Obesity has reached epidemic proportions with severe heath consequences including type 2 diabetes, nonalcoholic fatty liver disease, and premature cardiovascular mortality. Understanding the biological processes that govern fat deposition in a tissue-specific manner is therefore crucial if we are to try to design novel and efficacious treatments that might limit fat accumulation and improve metabolic phenotype and clinical prognosis. Lipid accumulation within a given cell type represents a balance between synthesis, mobilization, and utilization. Common endocrine conditions characterized by hormonal excess and deficiency are often associated with profound abnormalities in body composition and fat deposition. This undoubtedly reflects the complex regulation of lipid metabolism by endocrine factors. In this review, we will outline the current literature that has investigated the hormonal regulation of lipogenesis.

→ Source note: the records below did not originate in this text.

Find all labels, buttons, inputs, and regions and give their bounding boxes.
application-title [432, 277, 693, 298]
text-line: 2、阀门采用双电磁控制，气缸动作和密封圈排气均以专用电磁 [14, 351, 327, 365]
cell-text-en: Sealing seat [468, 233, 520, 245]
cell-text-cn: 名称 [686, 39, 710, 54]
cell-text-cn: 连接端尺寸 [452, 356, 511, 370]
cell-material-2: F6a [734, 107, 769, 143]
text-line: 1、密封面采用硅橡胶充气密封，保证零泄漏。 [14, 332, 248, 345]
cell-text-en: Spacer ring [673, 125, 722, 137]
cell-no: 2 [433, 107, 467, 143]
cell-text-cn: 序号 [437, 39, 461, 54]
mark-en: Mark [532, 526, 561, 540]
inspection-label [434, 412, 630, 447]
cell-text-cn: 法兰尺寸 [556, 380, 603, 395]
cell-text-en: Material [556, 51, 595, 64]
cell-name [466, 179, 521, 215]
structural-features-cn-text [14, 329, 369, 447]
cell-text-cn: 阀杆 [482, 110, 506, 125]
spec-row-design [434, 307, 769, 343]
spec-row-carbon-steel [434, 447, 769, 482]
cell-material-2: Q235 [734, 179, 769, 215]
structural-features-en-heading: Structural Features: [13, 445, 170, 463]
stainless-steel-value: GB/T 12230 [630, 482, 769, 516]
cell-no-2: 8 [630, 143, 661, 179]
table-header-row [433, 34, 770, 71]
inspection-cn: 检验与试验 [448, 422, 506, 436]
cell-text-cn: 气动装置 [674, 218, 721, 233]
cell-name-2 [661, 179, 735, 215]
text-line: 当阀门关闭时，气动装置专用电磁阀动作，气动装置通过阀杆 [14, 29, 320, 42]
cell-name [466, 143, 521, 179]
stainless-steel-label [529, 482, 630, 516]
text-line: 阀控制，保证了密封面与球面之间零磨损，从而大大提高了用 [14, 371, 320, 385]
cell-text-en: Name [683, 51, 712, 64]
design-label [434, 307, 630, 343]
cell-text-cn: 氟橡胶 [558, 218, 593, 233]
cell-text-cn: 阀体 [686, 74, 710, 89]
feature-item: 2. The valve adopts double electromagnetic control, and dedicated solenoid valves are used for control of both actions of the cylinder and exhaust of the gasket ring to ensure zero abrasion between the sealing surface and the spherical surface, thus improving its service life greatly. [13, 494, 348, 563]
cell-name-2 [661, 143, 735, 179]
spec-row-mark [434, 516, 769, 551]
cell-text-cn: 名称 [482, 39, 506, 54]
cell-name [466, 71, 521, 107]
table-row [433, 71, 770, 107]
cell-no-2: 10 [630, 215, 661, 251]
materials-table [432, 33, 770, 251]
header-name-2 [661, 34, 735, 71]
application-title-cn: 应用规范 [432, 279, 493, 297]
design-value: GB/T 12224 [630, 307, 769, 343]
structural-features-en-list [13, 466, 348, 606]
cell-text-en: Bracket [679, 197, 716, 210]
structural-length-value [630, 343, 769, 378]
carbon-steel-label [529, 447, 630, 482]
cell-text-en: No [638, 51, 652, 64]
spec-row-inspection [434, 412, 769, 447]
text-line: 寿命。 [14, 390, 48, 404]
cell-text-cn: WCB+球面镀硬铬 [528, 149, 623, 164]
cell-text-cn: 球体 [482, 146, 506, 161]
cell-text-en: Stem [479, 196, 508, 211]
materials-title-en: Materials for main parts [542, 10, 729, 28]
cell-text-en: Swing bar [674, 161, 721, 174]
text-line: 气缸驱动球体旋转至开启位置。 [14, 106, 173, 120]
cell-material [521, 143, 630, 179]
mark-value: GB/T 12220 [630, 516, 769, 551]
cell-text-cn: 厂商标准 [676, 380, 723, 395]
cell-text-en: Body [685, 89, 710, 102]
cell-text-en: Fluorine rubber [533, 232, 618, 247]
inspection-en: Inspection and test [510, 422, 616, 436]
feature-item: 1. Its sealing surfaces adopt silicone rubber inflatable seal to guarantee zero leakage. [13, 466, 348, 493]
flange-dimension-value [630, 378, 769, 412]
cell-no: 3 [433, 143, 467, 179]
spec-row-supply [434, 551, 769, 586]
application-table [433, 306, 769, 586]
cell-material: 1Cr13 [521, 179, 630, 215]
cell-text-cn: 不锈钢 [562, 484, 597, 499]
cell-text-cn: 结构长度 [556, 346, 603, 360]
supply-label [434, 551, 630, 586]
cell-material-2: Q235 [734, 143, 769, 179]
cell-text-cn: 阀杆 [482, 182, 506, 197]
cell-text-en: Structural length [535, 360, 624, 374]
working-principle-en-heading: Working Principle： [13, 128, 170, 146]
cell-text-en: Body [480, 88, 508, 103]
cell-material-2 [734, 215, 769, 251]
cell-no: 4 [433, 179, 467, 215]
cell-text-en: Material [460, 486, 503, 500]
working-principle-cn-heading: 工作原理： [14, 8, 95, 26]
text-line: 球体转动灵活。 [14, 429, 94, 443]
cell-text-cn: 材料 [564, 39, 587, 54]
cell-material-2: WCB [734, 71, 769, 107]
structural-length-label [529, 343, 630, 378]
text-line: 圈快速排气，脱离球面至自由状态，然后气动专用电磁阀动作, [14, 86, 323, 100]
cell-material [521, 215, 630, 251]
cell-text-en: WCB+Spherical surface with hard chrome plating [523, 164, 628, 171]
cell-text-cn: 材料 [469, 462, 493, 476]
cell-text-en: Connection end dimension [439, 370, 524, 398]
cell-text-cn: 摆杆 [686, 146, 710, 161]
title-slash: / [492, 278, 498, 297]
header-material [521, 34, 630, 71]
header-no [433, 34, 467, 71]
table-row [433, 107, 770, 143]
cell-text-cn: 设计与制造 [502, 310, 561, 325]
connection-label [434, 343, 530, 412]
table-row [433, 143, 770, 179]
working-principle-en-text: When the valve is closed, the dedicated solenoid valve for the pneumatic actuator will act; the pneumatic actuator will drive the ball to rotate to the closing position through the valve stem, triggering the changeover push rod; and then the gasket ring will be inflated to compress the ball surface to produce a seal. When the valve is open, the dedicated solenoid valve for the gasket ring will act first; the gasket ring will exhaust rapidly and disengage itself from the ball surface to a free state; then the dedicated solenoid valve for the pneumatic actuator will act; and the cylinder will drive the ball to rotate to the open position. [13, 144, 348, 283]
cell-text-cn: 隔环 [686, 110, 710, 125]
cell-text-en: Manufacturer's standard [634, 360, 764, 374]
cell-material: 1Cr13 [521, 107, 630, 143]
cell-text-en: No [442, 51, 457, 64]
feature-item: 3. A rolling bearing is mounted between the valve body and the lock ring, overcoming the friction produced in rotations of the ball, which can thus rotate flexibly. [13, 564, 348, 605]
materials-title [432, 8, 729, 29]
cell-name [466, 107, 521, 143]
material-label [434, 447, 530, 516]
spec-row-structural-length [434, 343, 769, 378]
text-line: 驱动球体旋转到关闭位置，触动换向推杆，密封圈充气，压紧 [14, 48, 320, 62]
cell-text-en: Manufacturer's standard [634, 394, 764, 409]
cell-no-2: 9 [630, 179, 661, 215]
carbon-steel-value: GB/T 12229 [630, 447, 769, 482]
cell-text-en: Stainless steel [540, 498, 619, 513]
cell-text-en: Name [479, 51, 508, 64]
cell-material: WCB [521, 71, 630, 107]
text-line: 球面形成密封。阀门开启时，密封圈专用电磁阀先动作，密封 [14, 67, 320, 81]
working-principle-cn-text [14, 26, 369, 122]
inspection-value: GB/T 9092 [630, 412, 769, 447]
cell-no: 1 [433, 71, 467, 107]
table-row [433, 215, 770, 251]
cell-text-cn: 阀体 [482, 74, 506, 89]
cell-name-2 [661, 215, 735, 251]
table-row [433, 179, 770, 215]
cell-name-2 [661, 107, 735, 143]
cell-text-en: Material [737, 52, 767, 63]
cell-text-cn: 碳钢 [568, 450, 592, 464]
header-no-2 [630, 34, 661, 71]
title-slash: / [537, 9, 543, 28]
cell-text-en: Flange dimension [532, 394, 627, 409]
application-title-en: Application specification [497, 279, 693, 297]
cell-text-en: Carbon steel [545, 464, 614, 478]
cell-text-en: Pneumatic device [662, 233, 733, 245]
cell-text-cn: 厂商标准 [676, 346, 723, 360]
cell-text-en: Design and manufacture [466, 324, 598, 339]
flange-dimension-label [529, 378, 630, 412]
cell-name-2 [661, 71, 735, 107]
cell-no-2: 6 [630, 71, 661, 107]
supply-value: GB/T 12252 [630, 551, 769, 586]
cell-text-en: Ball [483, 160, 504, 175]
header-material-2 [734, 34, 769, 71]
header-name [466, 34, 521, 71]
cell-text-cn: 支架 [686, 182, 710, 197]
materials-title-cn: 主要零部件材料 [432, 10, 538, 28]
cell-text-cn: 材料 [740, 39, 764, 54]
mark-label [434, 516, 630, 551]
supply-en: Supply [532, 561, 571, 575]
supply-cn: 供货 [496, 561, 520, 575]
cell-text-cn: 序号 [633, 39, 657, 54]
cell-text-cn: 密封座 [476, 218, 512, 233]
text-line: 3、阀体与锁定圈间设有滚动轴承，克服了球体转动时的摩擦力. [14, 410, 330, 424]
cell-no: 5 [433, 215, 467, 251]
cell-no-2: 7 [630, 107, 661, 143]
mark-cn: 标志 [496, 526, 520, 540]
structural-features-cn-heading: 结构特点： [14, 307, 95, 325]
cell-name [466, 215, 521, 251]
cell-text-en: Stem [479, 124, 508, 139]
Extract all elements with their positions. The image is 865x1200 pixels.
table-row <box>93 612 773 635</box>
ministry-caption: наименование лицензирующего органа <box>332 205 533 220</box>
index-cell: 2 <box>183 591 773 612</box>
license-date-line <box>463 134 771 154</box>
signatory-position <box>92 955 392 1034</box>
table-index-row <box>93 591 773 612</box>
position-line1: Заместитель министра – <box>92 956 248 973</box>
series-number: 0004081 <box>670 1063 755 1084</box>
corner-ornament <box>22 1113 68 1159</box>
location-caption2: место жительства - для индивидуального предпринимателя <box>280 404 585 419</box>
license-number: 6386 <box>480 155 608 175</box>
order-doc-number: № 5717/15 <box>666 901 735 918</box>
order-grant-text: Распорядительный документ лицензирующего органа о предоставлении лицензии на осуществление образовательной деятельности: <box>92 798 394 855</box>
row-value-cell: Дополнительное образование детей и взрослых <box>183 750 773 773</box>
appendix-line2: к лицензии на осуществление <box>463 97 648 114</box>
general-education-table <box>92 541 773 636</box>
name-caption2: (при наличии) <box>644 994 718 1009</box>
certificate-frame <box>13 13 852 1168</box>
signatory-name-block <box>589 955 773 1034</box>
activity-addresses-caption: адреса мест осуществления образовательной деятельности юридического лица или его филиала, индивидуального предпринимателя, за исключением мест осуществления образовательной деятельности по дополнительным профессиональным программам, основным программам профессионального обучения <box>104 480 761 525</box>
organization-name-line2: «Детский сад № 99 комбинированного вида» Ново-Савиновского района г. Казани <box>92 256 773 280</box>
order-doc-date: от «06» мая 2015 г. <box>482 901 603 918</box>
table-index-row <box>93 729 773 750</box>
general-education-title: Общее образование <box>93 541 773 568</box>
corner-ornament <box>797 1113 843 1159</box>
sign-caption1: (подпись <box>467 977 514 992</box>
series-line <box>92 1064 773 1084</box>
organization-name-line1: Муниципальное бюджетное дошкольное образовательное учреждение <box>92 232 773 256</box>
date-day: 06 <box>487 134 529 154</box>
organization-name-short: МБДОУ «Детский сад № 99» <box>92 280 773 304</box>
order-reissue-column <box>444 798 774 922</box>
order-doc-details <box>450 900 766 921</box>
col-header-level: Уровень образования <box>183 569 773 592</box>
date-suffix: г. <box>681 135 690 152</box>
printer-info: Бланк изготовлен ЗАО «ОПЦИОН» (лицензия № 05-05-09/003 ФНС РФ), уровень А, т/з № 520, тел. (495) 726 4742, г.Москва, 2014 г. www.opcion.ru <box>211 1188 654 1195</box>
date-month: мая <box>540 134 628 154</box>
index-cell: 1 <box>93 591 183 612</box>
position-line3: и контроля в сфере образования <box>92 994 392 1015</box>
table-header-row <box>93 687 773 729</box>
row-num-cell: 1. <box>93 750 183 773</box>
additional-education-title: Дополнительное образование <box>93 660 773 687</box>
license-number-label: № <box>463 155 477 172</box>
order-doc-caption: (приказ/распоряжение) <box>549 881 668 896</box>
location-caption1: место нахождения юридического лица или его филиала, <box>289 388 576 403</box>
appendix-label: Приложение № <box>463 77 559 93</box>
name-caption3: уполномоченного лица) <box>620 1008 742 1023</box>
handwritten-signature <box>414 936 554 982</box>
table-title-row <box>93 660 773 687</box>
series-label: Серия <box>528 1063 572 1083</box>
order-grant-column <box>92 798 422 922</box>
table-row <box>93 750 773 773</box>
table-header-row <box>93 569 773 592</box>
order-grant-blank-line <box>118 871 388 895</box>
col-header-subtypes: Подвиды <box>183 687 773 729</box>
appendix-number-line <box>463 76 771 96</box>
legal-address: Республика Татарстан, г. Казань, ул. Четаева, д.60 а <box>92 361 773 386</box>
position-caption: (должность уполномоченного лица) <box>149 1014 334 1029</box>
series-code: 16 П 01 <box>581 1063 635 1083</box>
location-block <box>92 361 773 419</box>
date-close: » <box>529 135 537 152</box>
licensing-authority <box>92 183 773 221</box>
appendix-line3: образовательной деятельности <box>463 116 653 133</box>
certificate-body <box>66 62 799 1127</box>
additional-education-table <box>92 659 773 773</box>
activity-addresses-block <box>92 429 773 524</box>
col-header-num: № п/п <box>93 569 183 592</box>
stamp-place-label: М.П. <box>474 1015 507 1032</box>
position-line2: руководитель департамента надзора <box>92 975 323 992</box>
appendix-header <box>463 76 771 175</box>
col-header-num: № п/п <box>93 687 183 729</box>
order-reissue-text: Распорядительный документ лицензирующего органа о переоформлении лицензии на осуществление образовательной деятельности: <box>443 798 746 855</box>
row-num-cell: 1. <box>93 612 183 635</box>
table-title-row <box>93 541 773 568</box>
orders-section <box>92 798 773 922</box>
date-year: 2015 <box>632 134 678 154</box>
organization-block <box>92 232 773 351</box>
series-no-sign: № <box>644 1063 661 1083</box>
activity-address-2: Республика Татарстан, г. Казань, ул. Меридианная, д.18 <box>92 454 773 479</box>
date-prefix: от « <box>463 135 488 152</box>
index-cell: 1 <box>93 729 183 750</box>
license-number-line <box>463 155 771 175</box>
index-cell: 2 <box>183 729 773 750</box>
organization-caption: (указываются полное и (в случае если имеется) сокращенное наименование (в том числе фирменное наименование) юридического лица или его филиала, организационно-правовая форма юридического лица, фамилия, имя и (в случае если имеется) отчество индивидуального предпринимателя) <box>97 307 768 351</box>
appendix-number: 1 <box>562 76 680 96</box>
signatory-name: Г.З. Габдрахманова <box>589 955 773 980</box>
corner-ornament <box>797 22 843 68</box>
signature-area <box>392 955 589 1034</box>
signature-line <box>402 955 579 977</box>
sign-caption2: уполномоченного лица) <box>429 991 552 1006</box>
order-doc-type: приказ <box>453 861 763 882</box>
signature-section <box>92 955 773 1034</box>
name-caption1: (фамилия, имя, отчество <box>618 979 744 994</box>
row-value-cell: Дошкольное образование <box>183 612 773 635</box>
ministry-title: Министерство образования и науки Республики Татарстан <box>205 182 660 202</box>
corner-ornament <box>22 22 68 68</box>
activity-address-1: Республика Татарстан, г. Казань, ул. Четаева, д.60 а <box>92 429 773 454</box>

This is a complex field, and in many studies, its assessment has been oversimplified with a focus on individual hormones acting in isolation and this bears little relationship to the in vivo situation where multiple hormones act in concert. Further, regulation may be different between rodents and humans and this will be explored. Limitation of lipid accumulation still represents a valid therapeutic target, and it is possible that manipulation of hormonal action has the potential to offer a new therapeutic horizon.